The troubleshooting takes me a lot of time, as I have the following assumptions and each of them should never break:

tracing span is restored via reading http header and set it inside the context.
the context passed in is immutable at caller side.

Given these 2 fundamental assumptions, looks like the issue is impossible to happen inside the context. Later you will see actually the 2^nd assumption is wrong because it very depends on the concrete implementations.

But for now, let's continue because I have realized it later as well. I change my direction to check whether it's possible the different tracing headers causes this issue.

Mixing Usage of Different Tracing Headers¶

To make the backward compatible, tracing interceptor supports 2 kind of headers while the outer server supports one of them only.

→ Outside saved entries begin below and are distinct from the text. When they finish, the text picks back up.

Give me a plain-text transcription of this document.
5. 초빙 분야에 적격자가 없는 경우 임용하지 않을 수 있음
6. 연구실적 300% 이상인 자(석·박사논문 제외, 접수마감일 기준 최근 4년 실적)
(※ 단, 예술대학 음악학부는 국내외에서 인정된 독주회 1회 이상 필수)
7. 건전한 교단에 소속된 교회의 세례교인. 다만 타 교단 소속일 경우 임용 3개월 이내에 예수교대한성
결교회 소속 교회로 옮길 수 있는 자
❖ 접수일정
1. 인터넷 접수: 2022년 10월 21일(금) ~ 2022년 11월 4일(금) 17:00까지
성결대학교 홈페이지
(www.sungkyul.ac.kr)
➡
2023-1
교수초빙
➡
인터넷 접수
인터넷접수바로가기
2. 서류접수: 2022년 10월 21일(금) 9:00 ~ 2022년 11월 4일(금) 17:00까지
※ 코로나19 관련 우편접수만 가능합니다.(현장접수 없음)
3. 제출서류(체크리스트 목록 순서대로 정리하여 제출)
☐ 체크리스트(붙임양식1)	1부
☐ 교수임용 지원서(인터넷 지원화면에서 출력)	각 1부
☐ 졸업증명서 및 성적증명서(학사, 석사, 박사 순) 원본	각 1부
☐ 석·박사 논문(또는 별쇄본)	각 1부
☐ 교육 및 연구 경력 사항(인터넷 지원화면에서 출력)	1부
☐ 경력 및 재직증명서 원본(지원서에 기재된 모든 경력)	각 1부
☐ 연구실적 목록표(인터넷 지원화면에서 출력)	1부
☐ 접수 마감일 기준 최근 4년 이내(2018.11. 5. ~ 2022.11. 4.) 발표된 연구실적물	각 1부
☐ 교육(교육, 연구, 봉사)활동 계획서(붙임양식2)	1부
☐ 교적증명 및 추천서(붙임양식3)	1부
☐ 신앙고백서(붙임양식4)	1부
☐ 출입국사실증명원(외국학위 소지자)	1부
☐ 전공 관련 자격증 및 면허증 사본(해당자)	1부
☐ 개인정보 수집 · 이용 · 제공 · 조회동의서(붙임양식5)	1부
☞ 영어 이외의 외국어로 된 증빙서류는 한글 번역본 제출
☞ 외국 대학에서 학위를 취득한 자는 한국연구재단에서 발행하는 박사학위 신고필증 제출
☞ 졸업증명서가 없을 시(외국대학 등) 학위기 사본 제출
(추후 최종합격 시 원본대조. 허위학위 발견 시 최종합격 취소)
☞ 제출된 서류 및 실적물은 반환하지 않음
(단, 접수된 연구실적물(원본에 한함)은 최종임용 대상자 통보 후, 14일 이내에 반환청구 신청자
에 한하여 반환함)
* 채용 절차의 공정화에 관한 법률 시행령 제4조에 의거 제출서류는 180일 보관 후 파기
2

Given the header_tracing_1 and header_tracing_2 and server supports header_tracing_1 only. I think it may be caused that the context logger is set with the outer interceptor restored tracing span, but the context used when sending RPC request is populated by the custom interceptor. The issue is caused by the mixing usage of different tracing headers.

However, this cannot explain why multiple requests appear in the same request. And checking the code, it's not true assumption.

How to continue?¶

The reasonable assumption is wrong, so I need to find another way to handle it. I have to read the code instead of asking users some details because they cannot realize the issue.

Then, I found the RPC call is made asynchronized during serving a request. This challenged my assumption "the context passed in is immutable at caller side" as it very depends on the implementation.

For example, if caller puts a pointer instead of value inside context.Value, it could modify it at the caller side.

However, the span context is stored inside context is value, instead of pointer. We need to check whether the context itself(instead of span context inside) could be changed. This might happen when retrieving context is lazy, which is affected by the underlying resources.

After checking the code, users have passed the gin.Context as context.Context during RPC. It might be the issue of using gin.Context.

gin.Context(): Retrieve the Context form Request¶

The gin.Context.Value retrieves the value from the underlying request by c.Reqeust.Context(). Given the RPC is made asynchronized, it might be the case that the context is reused and the request field changes when serving another request.

// Value returns the value associated with this context for key, or nil
// if no value is associated with key. Successive calls to Value with
// the same key returns the same result.
func (c *Context) Value(key any) any {
    if key == ContextRequestKey {
        return c.Request
    }
    if key == ContextKey {
        return c
    }
    if keyAsString, ok := key.(string); ok {
        if val, exists := c.Get(keyAsString); exists {
            return val
        }
    }
    if !c.hasRequestContext() {
        return nil
    }
    return c.Request.Context().Value(key)
}

It sounds reasonable, so we can check how the context is re-used to ensure the assumption above is correct.

We can see it in engine.ServeHTTP, the gin.Context is returned to the pool when the request is done, however, in our case, the asynchronized RPC call still holds the context and wait for scheduler to execute it.

// ServeHTTP conforms to the http.Handler interface.
func (engine *Engine) ServeHTTP(w http.ResponseWriter, req *http.Request) {
    c := engine.pool.Get().(*Context)
    c.writermem.reset(w)
    c.Request = req
    c.reset()

    engine.handleHTTPRequest(c)

    engine.pool.Put(c)
}

When the next request comes, it modifies the Reqeust field of gin.Context by assignment, which affects the value of gin.Context.Value() call inside the asynchronized RPC call. The side effect and unaware modification is harmful.

gin.Context Between 2 Requests and Spawned go routines¶

To help better understand why this issue happens among 2 different go routines, I draw a diagram below.

Conclusion¶

Next time, when seeing multiple requests are mixed together into a trace, the first direction is to check whether the context is reused wrongly. It's also a good experience to check the reusing logic if some information is mixed together wrongly.

The fix is simple, use gin.Context.Request.Context() or use gin.Context.Copy() to make the context owned by a request uniquely.

The gin docs doesn't talk anything about this possible issue. It's quite a subtle pitfall:(